On Mon, Jun 07, 2004 at 08:18:38PM +0200, Santiago Vila wrote:
> On Mon, 7 Jun 2004, Andreas Metzler wrote:
> 
> > I've enabled tagging xbl in spamassassin more than a month ago [...]
> 
> SpamAssassin is not a reliable way to tag messages, because it
> considers IPs in *all* Received: headers, not just the single one that
> has to be considered (the one that contains the real IP from which the
> spammer sends his crap).

Umm... I think you're wrong there. There is code to guess which IPs
are meant to be trusted and not. If it consistently fails to do this,
you either need to fix your configuration or it's a bug[1]. (Try the
trusted_networks and internal_networks options)

SpamAssassin may check more headers than are necessary, i.e. it will
check forged headers added by spammers, but that can only improve it's
hit rate and reliability, not decrease it.
 
> Try using a more sophisticated script in perl or some such.

More sophisticated than SpamAssassin? In perl? (I'd like to see you
try to write a more sophisticated perl script than SpamAssassin...)

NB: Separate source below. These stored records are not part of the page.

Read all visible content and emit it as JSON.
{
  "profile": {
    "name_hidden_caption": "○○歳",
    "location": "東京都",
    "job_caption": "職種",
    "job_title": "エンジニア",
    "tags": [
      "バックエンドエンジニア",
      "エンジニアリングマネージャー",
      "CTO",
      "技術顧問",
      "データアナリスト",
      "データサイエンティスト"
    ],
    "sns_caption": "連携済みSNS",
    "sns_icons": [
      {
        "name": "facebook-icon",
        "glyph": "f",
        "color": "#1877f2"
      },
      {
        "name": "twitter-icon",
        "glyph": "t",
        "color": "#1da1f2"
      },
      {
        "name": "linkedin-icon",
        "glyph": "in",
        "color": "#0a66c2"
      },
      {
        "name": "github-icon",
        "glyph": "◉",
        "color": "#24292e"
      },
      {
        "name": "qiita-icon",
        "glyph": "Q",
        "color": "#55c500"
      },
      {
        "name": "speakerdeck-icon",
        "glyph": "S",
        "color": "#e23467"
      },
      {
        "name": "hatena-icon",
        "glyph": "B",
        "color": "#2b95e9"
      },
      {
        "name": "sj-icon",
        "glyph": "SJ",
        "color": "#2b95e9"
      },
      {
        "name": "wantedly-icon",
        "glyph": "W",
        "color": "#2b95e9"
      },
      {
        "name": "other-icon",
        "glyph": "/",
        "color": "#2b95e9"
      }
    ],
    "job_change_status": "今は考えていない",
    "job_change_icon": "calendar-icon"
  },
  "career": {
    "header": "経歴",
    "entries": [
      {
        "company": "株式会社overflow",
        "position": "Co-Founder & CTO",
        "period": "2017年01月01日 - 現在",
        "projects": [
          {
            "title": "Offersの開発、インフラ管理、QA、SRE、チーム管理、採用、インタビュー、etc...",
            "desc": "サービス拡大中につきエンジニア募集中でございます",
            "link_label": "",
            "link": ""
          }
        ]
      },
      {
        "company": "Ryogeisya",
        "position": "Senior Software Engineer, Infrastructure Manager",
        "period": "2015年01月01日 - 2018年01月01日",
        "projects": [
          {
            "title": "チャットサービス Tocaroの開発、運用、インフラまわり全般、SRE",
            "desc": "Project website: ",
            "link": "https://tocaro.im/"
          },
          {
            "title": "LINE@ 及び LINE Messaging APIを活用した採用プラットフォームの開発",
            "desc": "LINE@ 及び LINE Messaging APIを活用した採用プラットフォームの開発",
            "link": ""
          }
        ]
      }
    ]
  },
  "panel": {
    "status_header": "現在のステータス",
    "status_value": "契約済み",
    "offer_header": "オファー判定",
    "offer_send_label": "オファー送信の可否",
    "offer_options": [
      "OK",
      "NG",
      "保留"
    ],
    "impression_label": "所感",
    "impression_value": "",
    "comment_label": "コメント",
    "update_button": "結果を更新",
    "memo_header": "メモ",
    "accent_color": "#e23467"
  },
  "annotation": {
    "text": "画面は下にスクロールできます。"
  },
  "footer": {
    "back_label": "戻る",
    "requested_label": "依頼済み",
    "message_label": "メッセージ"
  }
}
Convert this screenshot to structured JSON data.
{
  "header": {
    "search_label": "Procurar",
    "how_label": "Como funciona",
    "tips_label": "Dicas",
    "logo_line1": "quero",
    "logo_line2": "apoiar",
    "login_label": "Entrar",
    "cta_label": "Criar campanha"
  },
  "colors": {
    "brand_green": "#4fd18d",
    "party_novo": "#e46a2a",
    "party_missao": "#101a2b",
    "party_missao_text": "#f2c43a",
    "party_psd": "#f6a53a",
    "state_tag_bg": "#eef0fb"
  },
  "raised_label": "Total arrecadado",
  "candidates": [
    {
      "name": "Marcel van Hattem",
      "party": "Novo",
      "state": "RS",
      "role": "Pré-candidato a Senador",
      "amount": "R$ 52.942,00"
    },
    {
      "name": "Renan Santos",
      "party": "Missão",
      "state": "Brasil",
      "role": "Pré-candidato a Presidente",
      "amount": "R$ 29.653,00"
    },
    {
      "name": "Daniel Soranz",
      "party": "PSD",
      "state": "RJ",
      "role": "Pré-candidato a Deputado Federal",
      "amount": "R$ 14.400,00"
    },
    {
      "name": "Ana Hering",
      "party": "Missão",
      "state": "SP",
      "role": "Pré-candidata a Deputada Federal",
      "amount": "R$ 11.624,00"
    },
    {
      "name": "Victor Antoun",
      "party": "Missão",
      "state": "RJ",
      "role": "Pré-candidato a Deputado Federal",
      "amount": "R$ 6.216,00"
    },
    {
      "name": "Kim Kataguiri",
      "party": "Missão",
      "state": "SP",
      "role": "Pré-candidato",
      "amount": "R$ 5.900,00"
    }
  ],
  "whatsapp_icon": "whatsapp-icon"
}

I tried hard not to jump into this flame war again... We've heard it
all too many times before. The problem is essentially that not all
developers have the same preferences regarding spam filtering, and
thus everyone should simply take it upon themselves to do their own
filtering. Also, this is the only way to ensure that debian-admin is
not responsible for any false positives. (Sure they could simply tag
messages but that's no more useful than filtering on your own.)

-- 
Duncan Findlay

[1] Please don't actually file a bug unless it's present in the
version of spamassassin in experimental.